III
DEUX SINGULIERS CLIENTS
elques années avant la naissance de Liette, M. Baude, à la suite d’une laryngite aiguë qui l’avait rendu à peu près aphone, s’était vu obligé d’abandonner l’enseignement ; et comme
il se trouvait trop jeune encore pour ne plus travailler, il s’était
mis au lieu et place d’un vieux cousin, imprimeur et propriétaire
du journal le Héraut de l’Aunis, petite feuille bien rédigée, mais
sans grande importance.
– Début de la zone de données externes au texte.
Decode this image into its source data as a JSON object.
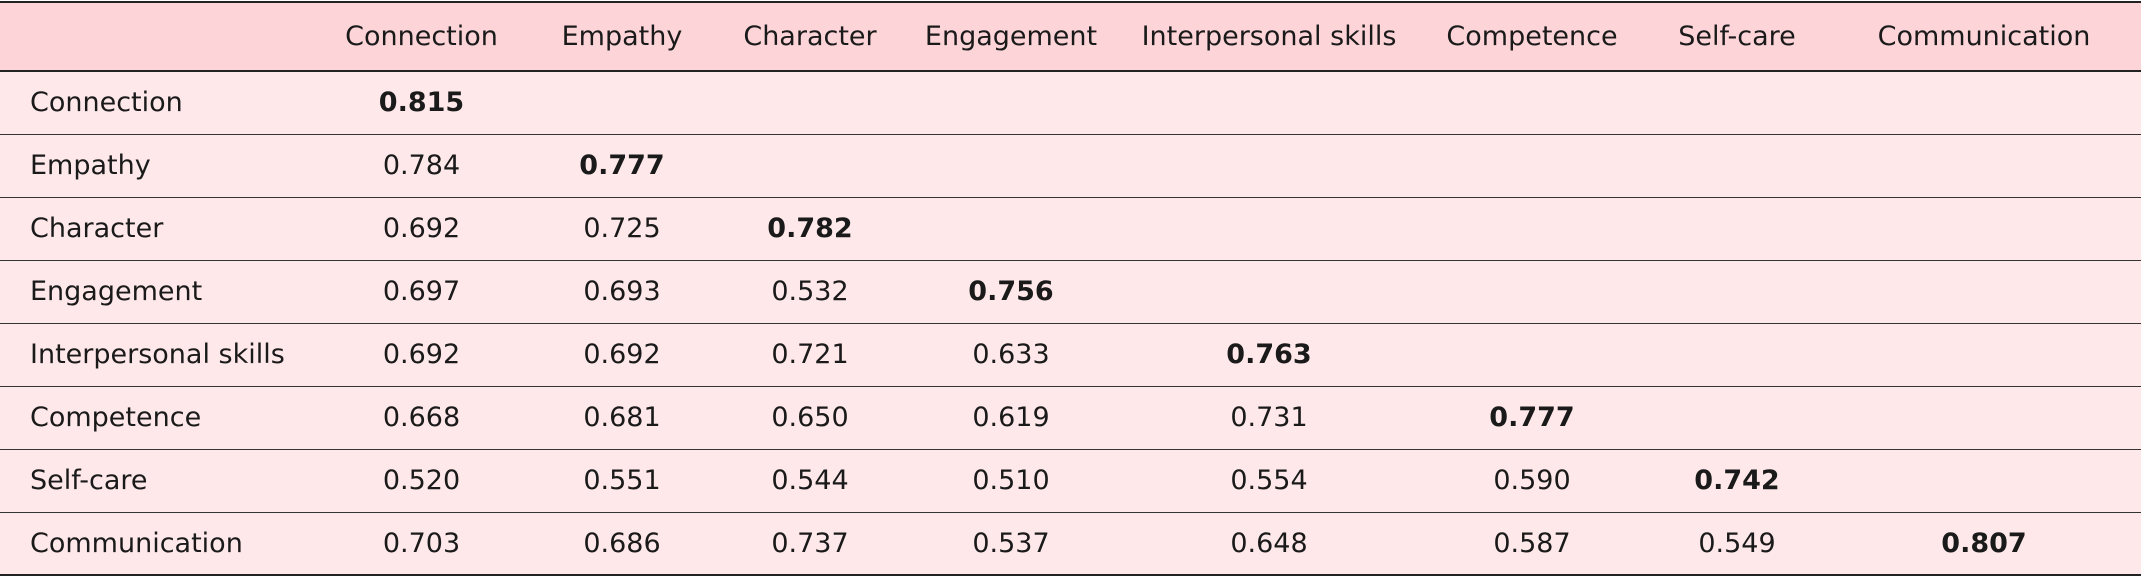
{
  "table": {
    "columns": [
      "",
      "Connection",
      "Empathy",
      "Character",
      "Engagement",
      "Interpersonal skills",
      "Competence",
      "Self-care",
      "Communication"
    ],
    "rows": [
      {
        "label": "Connection",
        "cells": [
          "0.815",
          "",
          "",
          "",
          "",
          "",
          "",
          ""
        ],
        "diag": 0
      },
      {
        "label": "Empathy",
        "cells": [
          "0.784",
          "0.777",
          "",
          "",
          "",
          "",
          "",
          ""
        ],
        "diag": 1
      },
      {
        "label": "Character",
        "cells": [
          "0.692",
          "0.725",
          "0.782",
          "",
          "",
          "",
          "",
          ""
        ],
        "diag": 2
      },
      {
        "label": "Engagement",
        "cells": [
          "0.697",
          "0.693",
          "0.532",
          "0.756",
          "",
          "",
          "",
          ""
        ],
        "diag": 3
      },
      {
        "label": "Interpersonal skills",
        "cells": [
          "0.692",
          "0.692",
          "0.721",
          "0.633",
          "0.763",
          "",
          "",
          ""
        ],
        "diag": 4
      },
      {
        "label": "Competence",
        "cells": [
          "0.668",
          "0.681",
          "0.650",
          "0.619",
          "0.731",
          "0.777",
          "",
          ""
        ],
        "diag": 5
      },
      {
        "label": "Self-care",
        "cells": [
          "0.520",
          "0.551",
          "0.544",
          "0.510",
          "0.554",
          "0.590",
          "0.742",
          ""
        ],
        "diag": 6
      },
      {
        "label": "Communication",
        "cells": [
          "0.703",
          "0.686",
          "0.737",
          "0.537",
          "0.648",
          "0.587",
          "0.549",
          "0.807"
        ],
        "diag": 7
      }
    ],
    "colors": {
      "header_bg": "#fdd4d8",
      "body_bg": "#fee8ea",
      "rule": "#222222"
    }
  }
}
L’imprimerie ne suffisant pas à son
activité, il avait encore fondé une librairie. Ce commerce spécial,
qui cadrait avec ses goûts et ses aptitudes, augmentait notablement
ses profits et lui assurait une complète indépendance.
Ses anciens collègues du Lycée, pour la plupart ex-normaliens distingués, mis en disgrâce à La Rochelle à cause de leurs opinions politiques, aimaient à fréquenter la maison grande ouverte de cet ami, où ils rencontraient tout ce que la ville renfermait d’érudits et de savants.
Peu à peu la librairie devint un centre intellectuel, le rendez-vous des hommes politiques et des causeurs. Tous les sujets y étaient traités : morale, religion, questions sociales et philosophiques sous le couvert de l’excellent et discret M. Baude.
On achetait, on lisait, on causait et on discutait en toute franchise et liberté.